2. Ensure that UW-Madison does the lion's share of the belt-tightening while requiring that it provide wage increases to faculty and staff.  In other words, compel the institution to sacrifice on behalf of its sister institutions and ensure that instruction does not suffer. Find the units in which faculty are not teaching despite have substantial undergraduate enrollment and forbid any teaching releases not paid for with research dollars.  Increase the research "buyout" rate on all grants larger than $250,000.  Ensure that athletic programs either generate revenue for the campus-- and pass it along-- or close them.

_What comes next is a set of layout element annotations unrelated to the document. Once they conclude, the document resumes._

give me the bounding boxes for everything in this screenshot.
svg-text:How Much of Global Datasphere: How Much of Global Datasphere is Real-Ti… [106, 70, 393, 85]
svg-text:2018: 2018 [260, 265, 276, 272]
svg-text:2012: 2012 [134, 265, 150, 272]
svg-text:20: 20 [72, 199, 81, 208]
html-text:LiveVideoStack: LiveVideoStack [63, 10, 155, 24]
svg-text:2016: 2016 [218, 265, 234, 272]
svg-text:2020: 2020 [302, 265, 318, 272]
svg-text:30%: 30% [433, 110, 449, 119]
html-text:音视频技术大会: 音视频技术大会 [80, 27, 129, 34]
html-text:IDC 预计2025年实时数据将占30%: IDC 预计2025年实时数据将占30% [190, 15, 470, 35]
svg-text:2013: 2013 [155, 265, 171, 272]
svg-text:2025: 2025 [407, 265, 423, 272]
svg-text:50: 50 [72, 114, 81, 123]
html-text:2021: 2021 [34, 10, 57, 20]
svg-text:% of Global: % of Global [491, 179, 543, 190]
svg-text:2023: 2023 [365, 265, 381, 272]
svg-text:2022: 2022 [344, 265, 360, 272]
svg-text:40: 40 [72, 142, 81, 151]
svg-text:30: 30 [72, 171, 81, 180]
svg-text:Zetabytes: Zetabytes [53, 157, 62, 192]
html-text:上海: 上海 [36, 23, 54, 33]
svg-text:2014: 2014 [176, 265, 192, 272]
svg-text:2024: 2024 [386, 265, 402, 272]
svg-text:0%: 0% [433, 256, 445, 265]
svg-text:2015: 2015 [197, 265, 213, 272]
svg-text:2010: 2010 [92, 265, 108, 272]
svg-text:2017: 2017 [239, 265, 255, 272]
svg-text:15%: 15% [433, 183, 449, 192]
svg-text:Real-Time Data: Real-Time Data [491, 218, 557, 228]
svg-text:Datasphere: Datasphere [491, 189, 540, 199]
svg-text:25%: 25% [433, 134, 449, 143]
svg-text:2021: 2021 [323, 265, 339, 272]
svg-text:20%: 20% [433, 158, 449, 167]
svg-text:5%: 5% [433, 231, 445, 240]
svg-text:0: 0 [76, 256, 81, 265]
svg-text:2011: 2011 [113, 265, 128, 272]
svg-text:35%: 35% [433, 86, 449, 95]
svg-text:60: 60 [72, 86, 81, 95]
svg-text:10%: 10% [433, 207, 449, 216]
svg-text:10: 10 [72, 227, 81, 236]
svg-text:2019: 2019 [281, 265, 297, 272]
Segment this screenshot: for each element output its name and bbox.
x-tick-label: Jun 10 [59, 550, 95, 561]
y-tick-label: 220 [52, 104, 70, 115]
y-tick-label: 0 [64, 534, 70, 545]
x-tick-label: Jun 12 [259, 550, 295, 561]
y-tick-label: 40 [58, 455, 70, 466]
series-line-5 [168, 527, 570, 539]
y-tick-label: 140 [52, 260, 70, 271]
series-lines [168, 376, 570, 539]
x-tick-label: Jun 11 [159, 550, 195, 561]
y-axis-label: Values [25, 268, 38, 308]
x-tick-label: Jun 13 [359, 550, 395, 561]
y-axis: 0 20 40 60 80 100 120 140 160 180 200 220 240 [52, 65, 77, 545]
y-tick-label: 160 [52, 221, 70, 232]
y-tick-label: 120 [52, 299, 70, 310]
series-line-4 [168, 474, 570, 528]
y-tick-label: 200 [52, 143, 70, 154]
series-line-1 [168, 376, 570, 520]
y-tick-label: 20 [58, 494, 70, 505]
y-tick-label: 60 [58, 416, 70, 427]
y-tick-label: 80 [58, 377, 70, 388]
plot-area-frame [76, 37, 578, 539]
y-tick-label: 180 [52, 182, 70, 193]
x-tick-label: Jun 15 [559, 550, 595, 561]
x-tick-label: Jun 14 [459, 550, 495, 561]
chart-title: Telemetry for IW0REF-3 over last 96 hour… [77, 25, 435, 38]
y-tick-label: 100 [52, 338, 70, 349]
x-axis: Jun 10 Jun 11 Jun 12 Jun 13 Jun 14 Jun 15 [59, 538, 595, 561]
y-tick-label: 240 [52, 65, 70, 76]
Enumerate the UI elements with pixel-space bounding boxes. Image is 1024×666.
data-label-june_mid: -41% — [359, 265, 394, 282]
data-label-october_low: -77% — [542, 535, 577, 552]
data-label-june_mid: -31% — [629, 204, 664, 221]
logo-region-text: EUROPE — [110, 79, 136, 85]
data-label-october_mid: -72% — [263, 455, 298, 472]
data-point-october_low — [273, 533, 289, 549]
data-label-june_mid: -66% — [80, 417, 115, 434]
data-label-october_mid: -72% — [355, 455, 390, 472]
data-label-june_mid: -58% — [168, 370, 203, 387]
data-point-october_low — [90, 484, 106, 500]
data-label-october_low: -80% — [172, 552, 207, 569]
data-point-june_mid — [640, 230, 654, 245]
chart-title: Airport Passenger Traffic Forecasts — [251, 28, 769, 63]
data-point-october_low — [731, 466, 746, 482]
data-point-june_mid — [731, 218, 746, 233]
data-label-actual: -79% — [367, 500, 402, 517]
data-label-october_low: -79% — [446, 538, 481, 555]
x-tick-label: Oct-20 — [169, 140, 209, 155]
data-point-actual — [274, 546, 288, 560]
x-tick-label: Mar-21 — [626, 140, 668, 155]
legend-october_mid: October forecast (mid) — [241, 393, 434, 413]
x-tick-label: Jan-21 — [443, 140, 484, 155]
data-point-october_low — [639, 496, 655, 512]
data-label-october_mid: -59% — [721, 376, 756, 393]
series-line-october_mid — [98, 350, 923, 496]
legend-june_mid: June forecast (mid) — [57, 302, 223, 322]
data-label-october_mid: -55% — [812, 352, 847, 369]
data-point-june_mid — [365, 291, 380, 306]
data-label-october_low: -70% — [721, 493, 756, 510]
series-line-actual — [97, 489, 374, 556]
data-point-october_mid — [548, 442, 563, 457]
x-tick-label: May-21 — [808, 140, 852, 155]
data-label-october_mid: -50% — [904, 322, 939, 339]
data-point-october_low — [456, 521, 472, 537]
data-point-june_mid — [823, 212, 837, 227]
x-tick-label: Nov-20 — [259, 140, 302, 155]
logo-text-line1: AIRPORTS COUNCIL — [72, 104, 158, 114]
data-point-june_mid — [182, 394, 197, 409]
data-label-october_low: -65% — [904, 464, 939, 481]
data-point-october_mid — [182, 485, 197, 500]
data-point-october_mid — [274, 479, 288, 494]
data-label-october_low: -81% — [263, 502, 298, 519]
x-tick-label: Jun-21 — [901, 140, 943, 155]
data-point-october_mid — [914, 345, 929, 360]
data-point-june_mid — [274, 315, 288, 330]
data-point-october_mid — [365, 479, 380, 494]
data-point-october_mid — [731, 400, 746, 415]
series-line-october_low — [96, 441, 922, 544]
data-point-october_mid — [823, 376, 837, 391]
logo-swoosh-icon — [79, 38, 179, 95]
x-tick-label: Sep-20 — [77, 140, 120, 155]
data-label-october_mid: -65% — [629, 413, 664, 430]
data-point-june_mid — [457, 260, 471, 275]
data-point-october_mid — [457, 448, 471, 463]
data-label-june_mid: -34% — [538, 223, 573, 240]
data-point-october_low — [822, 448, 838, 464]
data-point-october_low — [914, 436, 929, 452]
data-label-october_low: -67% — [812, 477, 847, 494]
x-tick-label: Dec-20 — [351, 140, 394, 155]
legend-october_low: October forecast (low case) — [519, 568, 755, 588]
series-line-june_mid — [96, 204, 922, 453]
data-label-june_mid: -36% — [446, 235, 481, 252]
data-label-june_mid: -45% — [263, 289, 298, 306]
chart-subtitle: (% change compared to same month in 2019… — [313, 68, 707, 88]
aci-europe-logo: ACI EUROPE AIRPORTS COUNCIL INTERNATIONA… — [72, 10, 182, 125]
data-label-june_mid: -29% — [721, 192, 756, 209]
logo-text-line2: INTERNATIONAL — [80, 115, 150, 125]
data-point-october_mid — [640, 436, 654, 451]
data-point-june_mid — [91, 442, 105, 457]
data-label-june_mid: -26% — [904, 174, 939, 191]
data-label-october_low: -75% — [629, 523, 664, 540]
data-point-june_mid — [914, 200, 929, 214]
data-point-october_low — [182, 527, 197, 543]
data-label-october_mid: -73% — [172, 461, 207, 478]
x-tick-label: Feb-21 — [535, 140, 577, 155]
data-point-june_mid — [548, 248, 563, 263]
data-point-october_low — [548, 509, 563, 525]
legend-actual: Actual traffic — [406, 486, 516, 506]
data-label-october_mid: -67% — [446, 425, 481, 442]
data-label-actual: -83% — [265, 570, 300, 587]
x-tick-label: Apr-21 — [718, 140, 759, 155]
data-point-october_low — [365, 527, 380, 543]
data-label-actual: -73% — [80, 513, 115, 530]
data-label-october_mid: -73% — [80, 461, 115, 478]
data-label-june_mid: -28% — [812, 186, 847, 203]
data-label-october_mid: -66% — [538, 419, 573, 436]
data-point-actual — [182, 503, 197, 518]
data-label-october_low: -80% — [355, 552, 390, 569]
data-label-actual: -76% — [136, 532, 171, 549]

Etc.

3. Commission a task force to identify one UW comprehensive university to close and re-assign willing faculty and staff to online endeavors throughout the state.  Do this only after thorough analysis and consider of cost-effectiveness and geographic needs. 

4. Create an indirect cost incentive fund at 3-5 campuses to grow funding from research.

Again, etc.

I doubt any of this will happen because System will not act as the leader it needs to be, and because Madison will be allowed to retain greater power than any other higher education institution in the state, to the great detriment of the vast majority of students.   As a result, the freeze will be followed by a sizable tuition increase.  It shouldn't-- following the freeze, tuition should go up according to something like inflation or labor costs. Nothing more.

Actors on both sides seek to protect interests other than students.  All should be called out for it. A clear and intentional move to a goal of providing universally affordable postsecondary opportunities throughout Wisconsin is long overdue.